A major new contribution to the topic has been made available online at the PsyArXiv repository. The researchers from Northwestern University, have compared and combined data from 14 previously published longitudinal studies, together involving nearly 50,000 participants from the US, Europe and Scandinavia.

Eileen Graham and her colleagues started by looking for existing long-term studies into health and ageing that had captured data on at least one of the Big Five personality traits (Openness, Conscientiousness, Extraversion, Agreeableness, Neuroticism) on at least three separate occasions among the same sample of people. Although these long-term term studies measured personality, previous investigators hadn’t necessarily looked at this aspect of their data.

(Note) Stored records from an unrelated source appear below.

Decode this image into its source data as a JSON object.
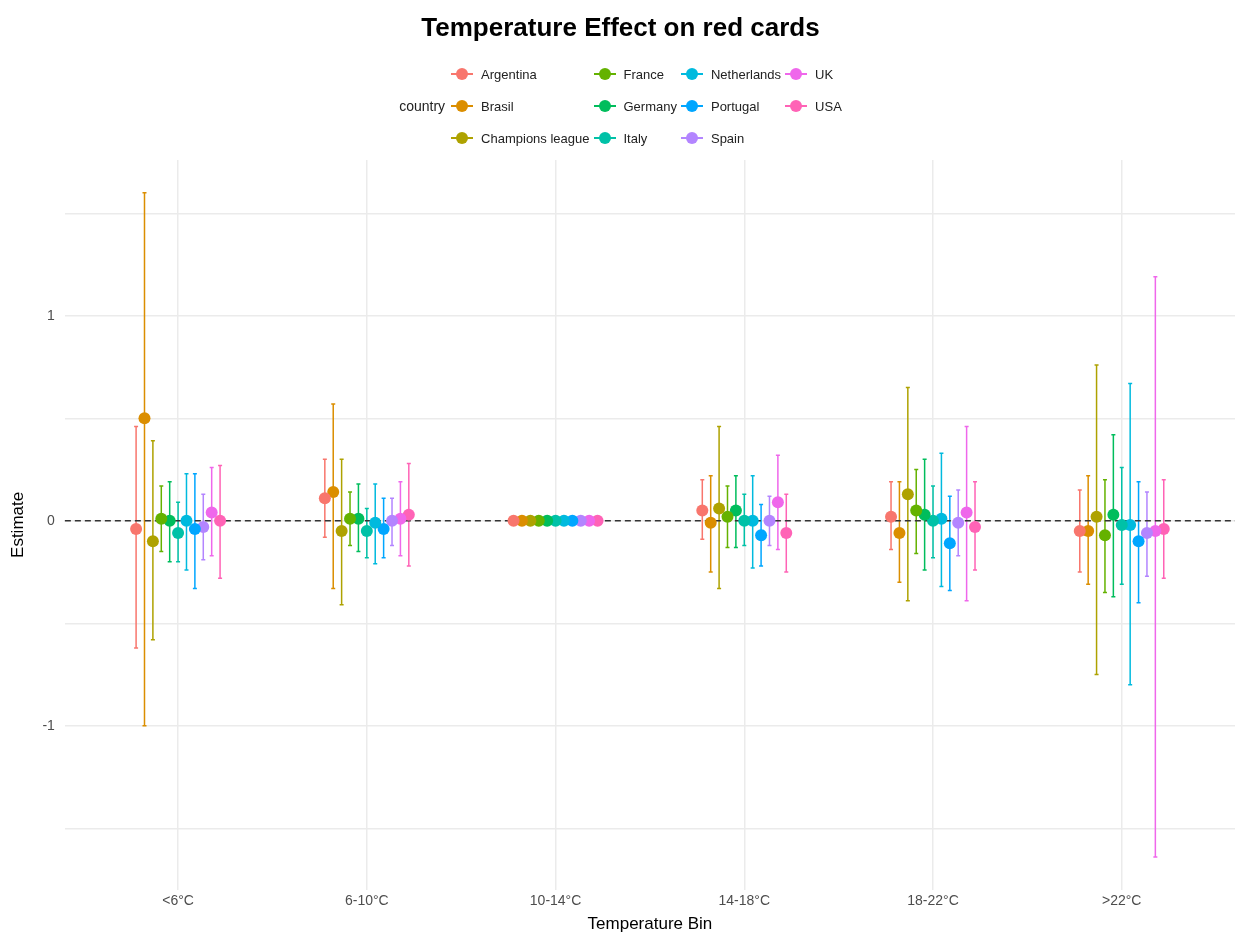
{
  "chart_data": {
    "type": "scatter",
    "title": "Temperature Effect on red cards",
    "xlabel": "Temperature Bin",
    "ylabel": "Estimate",
    "legend_title": "country",
    "categories": [
      "<6°C",
      "6-10°C",
      "10-14°C",
      "14-18°C",
      "18-22°C",
      ">22°C"
    ],
    "ylim": [
      -1.8,
      1.76
    ],
    "yticks": [
      {
        "value": -1.5,
        "label": null
      },
      -1,
      {
        "value": -0.5,
        "label": null
      },
      0,
      {
        "value": 0.5,
        "label": null
      },
      1,
      {
        "value": 1.5,
        "label": null
      }
    ],
    "grid": true,
    "legend": "top",
    "marker": "circle",
    "ref_lines": [
      {
        "axis": "y",
        "value": 0,
        "color": "#333333",
        "line_style": "dashed"
      }
    ],
    "series": [
      {
        "name": "Argentina",
        "color": "#f8766d",
        "values": [
          -0.04,
          0.11,
          0,
          0.05,
          0.02,
          -0.05
        ],
        "errors": [
          [
            -0.62,
            0.46
          ],
          [
            -0.08,
            0.3
          ],
          null,
          [
            -0.09,
            0.2
          ],
          [
            -0.14,
            0.19
          ],
          [
            -0.25,
            0.15
          ]
        ]
      },
      {
        "name": "Brasil",
        "color": "#db8e00",
        "values": [
          0.5,
          0.14,
          0,
          -0.01,
          -0.06,
          -0.05
        ],
        "errors": [
          [
            -1.0,
            1.6
          ],
          [
            -0.33,
            0.57
          ],
          null,
          [
            -0.25,
            0.22
          ],
          [
            -0.3,
            0.19
          ],
          [
            -0.31,
            0.22
          ]
        ]
      },
      {
        "name": "Champions league",
        "color": "#aea200",
        "values": [
          -0.1,
          -0.05,
          0,
          0.06,
          0.13,
          0.02
        ],
        "errors": [
          [
            -0.58,
            0.39
          ],
          [
            -0.41,
            0.3
          ],
          null,
          [
            -0.33,
            0.46
          ],
          [
            -0.39,
            0.65
          ],
          [
            -0.75,
            0.76
          ]
        ]
      },
      {
        "name": "France",
        "color": "#64b200",
        "values": [
          0.01,
          0.01,
          0,
          0.02,
          0.05,
          -0.07
        ],
        "errors": [
          [
            -0.15,
            0.17
          ],
          [
            -0.12,
            0.14
          ],
          null,
          [
            -0.13,
            0.17
          ],
          [
            -0.16,
            0.25
          ],
          [
            -0.35,
            0.2
          ]
        ]
      },
      {
        "name": "Germany",
        "color": "#00bd5c",
        "values": [
          0.0,
          0.01,
          0,
          0.05,
          0.03,
          0.03
        ],
        "errors": [
          [
            -0.2,
            0.19
          ],
          [
            -0.15,
            0.18
          ],
          null,
          [
            -0.13,
            0.22
          ],
          [
            -0.24,
            0.3
          ],
          [
            -0.37,
            0.42
          ]
        ]
      },
      {
        "name": "Italy",
        "color": "#00c1a7",
        "values": [
          -0.06,
          -0.05,
          0,
          0.0,
          0.0,
          -0.02
        ],
        "errors": [
          [
            -0.2,
            0.09
          ],
          [
            -0.18,
            0.06
          ],
          null,
          [
            -0.12,
            0.13
          ],
          [
            -0.18,
            0.17
          ],
          [
            -0.31,
            0.26
          ]
        ]
      },
      {
        "name": "Netherlands",
        "color": "#00bade",
        "values": [
          0.0,
          -0.01,
          0,
          0.0,
          0.01,
          -0.02
        ],
        "errors": [
          [
            -0.24,
            0.23
          ],
          [
            -0.21,
            0.18
          ],
          null,
          [
            -0.23,
            0.22
          ],
          [
            -0.32,
            0.33
          ],
          [
            -0.8,
            0.67
          ]
        ]
      },
      {
        "name": "Portugal",
        "color": "#00a6ff",
        "values": [
          -0.04,
          -0.04,
          0,
          -0.07,
          -0.11,
          -0.1
        ],
        "errors": [
          [
            -0.33,
            0.23
          ],
          [
            -0.18,
            0.11
          ],
          null,
          [
            -0.22,
            0.08
          ],
          [
            -0.34,
            0.12
          ],
          [
            -0.4,
            0.19
          ]
        ]
      },
      {
        "name": "Spain",
        "color": "#b385ff",
        "values": [
          -0.03,
          0.0,
          0,
          0.0,
          -0.01,
          -0.06
        ],
        "errors": [
          [
            -0.19,
            0.13
          ],
          [
            -0.12,
            0.11
          ],
          null,
          [
            -0.12,
            0.12
          ],
          [
            -0.17,
            0.15
          ],
          [
            -0.27,
            0.14
          ]
        ]
      },
      {
        "name": "UK",
        "color": "#ef67eb",
        "values": [
          0.04,
          0.01,
          0,
          0.09,
          0.04,
          -0.05
        ],
        "errors": [
          [
            -0.17,
            0.26
          ],
          [
            -0.17,
            0.19
          ],
          null,
          [
            -0.14,
            0.32
          ],
          [
            -0.39,
            0.46
          ],
          [
            -1.64,
            1.19
          ]
        ]
      },
      {
        "name": "USA",
        "color": "#ff63b6",
        "values": [
          0.0,
          0.03,
          0,
          -0.06,
          -0.03,
          -0.04
        ],
        "errors": [
          [
            -0.28,
            0.27
          ],
          [
            -0.22,
            0.28
          ],
          null,
          [
            -0.25,
            0.13
          ],
          [
            -0.24,
            0.19
          ],
          [
            -0.28,
            0.2
          ]
        ]
      }
    ]
  }
}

Combining data from all the studies showed that four of the five main personality traits showed statistically significant change, on average, through life, thus contradicting William James’ famous assertion that personality is set like plaster after age 30. The exception was trait Agreeableness.

Putting Agreeableness aside, the overall pattern was for the other traits to decline across the lifespan by about 1-2 per cent per decade, such that participants became, on average, more emotionally stable (save for an uptick in Neuroticism at the very end of life), but generally less outgoing, less open-minded, and less orderly and self-disciplined. This is somewhat consistent with the previously described Dolce Vita (literally “sweet life”) effect, which describes how we change in late life in response to having fewer responsibilities.

It’s important to remember these findings relate to sample averages, based on how personality trait levels were seen to change when data from all participants was combined. Consistent with past research, results from 12 of the 14 analysed studies revealed a good deal of individual variation in these patterns. As Graham and her colleagues put it, “not everyone changes at the same rate, or in the same direction”.